The Air Anti-Submarine Warfare Systems program office at the Naval Air Systems Command is evaluating the feasibility of using a compact rapid-attack weapon (CRAW), developed originally for ship torpedo defense, as an antisubmarine-warfare (ASW) weapon for the conventional-hull Freedom (LCS-1) and the trimaran Independence (LCS-2) variants of the littoral combat ship (LCS).
The Naval Sea Systems Command, Program Executive Office (PEO) for Littoral Combat Ships, and the Office of Naval Research (ONR), as well as industry officials have participated in the discussions.
The Navy’s larger surface combatants—Ticonderoga-class cruisers and Arleigh Burke–class destroyers—employ torpedoes and the vertical-launch antisubmarine (VLA) rocket for the ASW mission. The LCSs, however, have no capability to launch an ASW weapon from the ship’s deck.
PEO LCS is developing dedicated mission modules for surface, antisubmarine, and mine warfare that, when fielded, will be loaded and offloaded depending on the ship’s mission. The modules consist of the mission systems—weapons and sensors—and support equipment.
When integrated with the mission personnel and either the MH-60R (surface and ASW) or MH-60S (mine-warfare) helicopters, the modules are referred to as mission packages.
Module development, managed by systems integrator Northrop Grumman, is independent of the ship-construction program.
The modules will go through an extended series of testing and decision milestones on board both the Freedom and Independence variants. In April, the surface-warfare module successfully completed initial operational test and evaluation (IOT&E) on board the Freedom variant Fort Worth (LCS-3). The surface module is scheduled for IOT&E on board the trimaran Coronado (LCS-4) next year. The mine-warfare package has gone through developmental testing on board the Independence (LCS-2).
The ASW module, which has gone through several modifications and is farthest from delivery to the Navy, currently includes two MQ-8B Fire Scout vertical-takeoff unmanned aerial vehicles configured with an electro-optical/infrared sensor. Replacing the two MQ-8Bs with a single MQ-8C, which is a heavier Fire Scout but can employ ASW sensor capability, is being assessed. The ASW module also includes the MH-60R helicopter fitted with an airborne low-frequency sonar and armed with the Mk-54 lightweight torpedo.
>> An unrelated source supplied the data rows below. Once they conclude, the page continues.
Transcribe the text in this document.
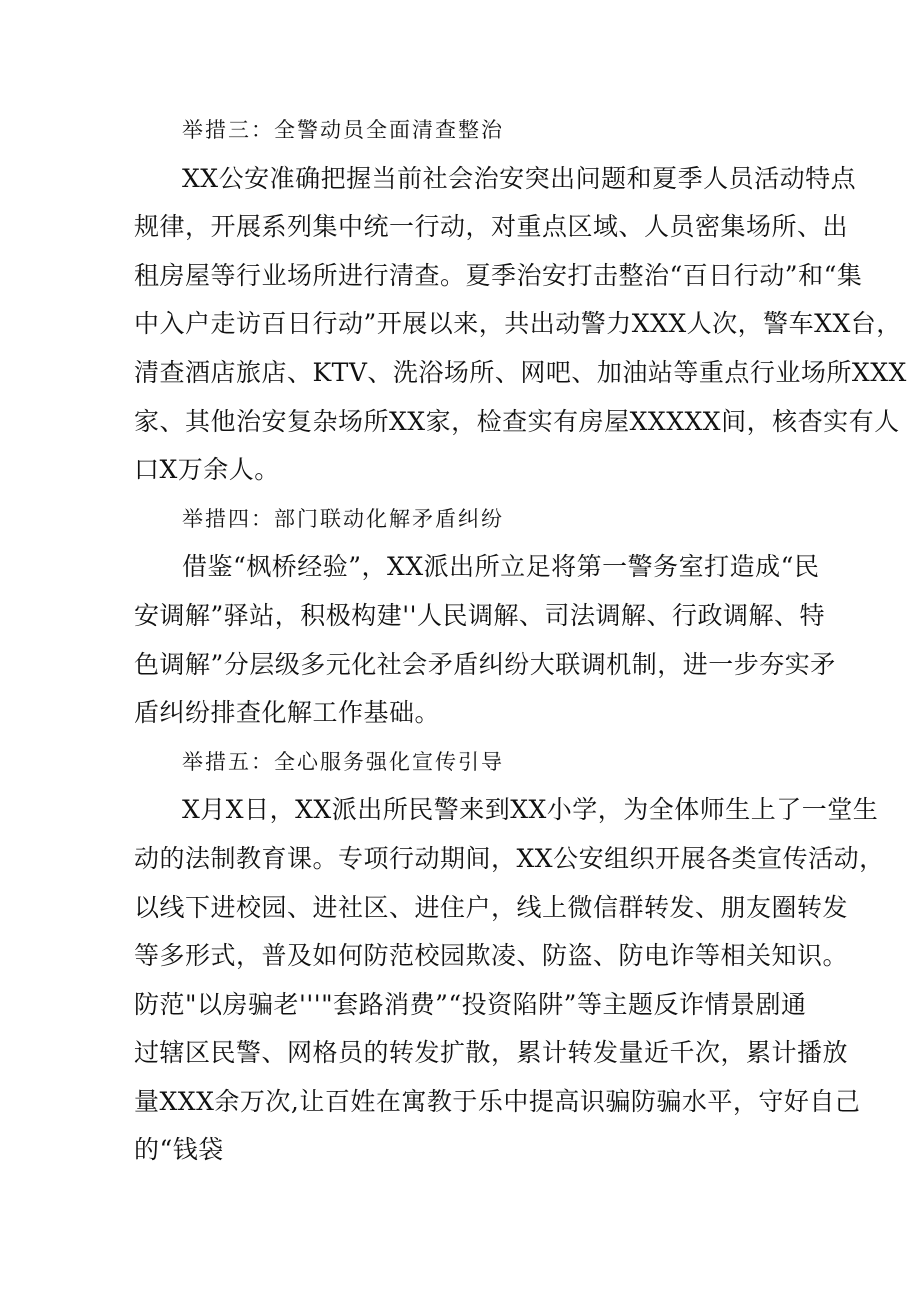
举措三：全警动员全面清查整治
XX公安准确把握当前社会治安突出问题和夏季人员活动特点
规律，开展系列集中统一行动，对重点区域、人员密集场所、出
租房屋等行业场所进行清查。夏季治安打击整治“百日行动”和“集
中入户走访百日行动”开展以来，共出动警力XXX人次，警车XX台，
清查酒店旅店、KTV、洗浴场所、网吧、加油站等重点行业场所XXX
家、其他治安复杂场所XX家，检查实有房屋XXXXX间，核杳实有人
口X万余人。
举措四：部门联动化解矛盾纠纷
借鉴“枫桥经验”，XX派出所立足将第一警务室打造成“民
安调解”驿站，积极构建''人民调解、司法调解、行政调解、特
色调解”分层级多元化社会矛盾纠纷大联调机制，进一步夯实矛
盾纠纷排查化解工作基础。
举措五：全心服务强化宣传引导
X月X日，XX派出所民警来到XX小学，为全体师生上了一堂生
动的法制教育课。专项行动期间，XX公安组织开展各类宣传活动，
以线下进校园、进社区、进住户，线上微信群转发、朋友圈转发
等多形式，普及如何防范校园欺凌、防盗、防电诈等相关知识。
防范"以房骗老'''"套路消费”“投资陷阱”等主题反诈情景剧通
过辖区民警、网格员的转发扩散，累计转发量近千次，累计播放
量XXX余万次,让百姓在寓教于乐中提高识骗防骗水平，守好自己
的“钱袋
However, Naval Air Systems Command officials now are exploring the potential for replacing the 600-pound Mk-54 with the 200-pound CRAW on the helicopter, and arming the MQ-8C version of the Fire Scout with one or possibly two CRAWs.
Analysis thus far indicates that while the lighter CRAW would have a shorter range than the Mk-54, the MH-60R, if armed with two CRAWs, could carry more fuel and thereby operate at greater range and endurance than if it carried a single Mk-54.
Replacing the Mk-54 with the lighter CRAW also would reduce the weight of the ASW mission package, which is strictly limited, and consequently would mean less total ship weight.
Because the helicopter cannot operate continuously, reliance on the Mk-54 as the sole ASW weapon would eliminate the LCS’s capability to engage a detected submarine when the helo is not available. The two Fire Scouts, armed with CRAWs, could be deployed in addition to the MH-60R, increasing the time that the LCS would have an ASW weapon airborne.
The CRAW, like the Mk-54, is equipped with a guidance-and-control system, including an active acoustic sensor for terminal guidance that enables it to home on a submarine target.
A shift to the CRAW, officials note, could result in reduced ASW capability. The Mk-54 detonation creates a powerful shock wave and a bubble that damages or destroys the submarine. The smaller CRAW is fitted with a shaped bolt charge that punches a hole in the submarine hull, generating less explosive power than the Mk-54 and requiring the weapon to strike the target at a specific angle for the charge to be effective.
The CRAW also is powered by a lithium battery that, without adequate safeguards, could pose a danger while stowed on board ship.
Pennsylvania State University’s Advanced Research Laboratory developed CRAW as part of a future naval capability funded by the ONR for the shipboard torpedo-defense mission; the weapon has been test-launched from a helicopter.
Naval Sea Systems Command’s Defensive Undersea Systems Program Office has studied CRAW as a potential torpedo-defense solution. However, CRAW is not a Navy program of record, and no funding has been approved to transition the system from ONR to production. A decision to pursue CRAW as an ASW solution for LCS also would require development of a concept of operations.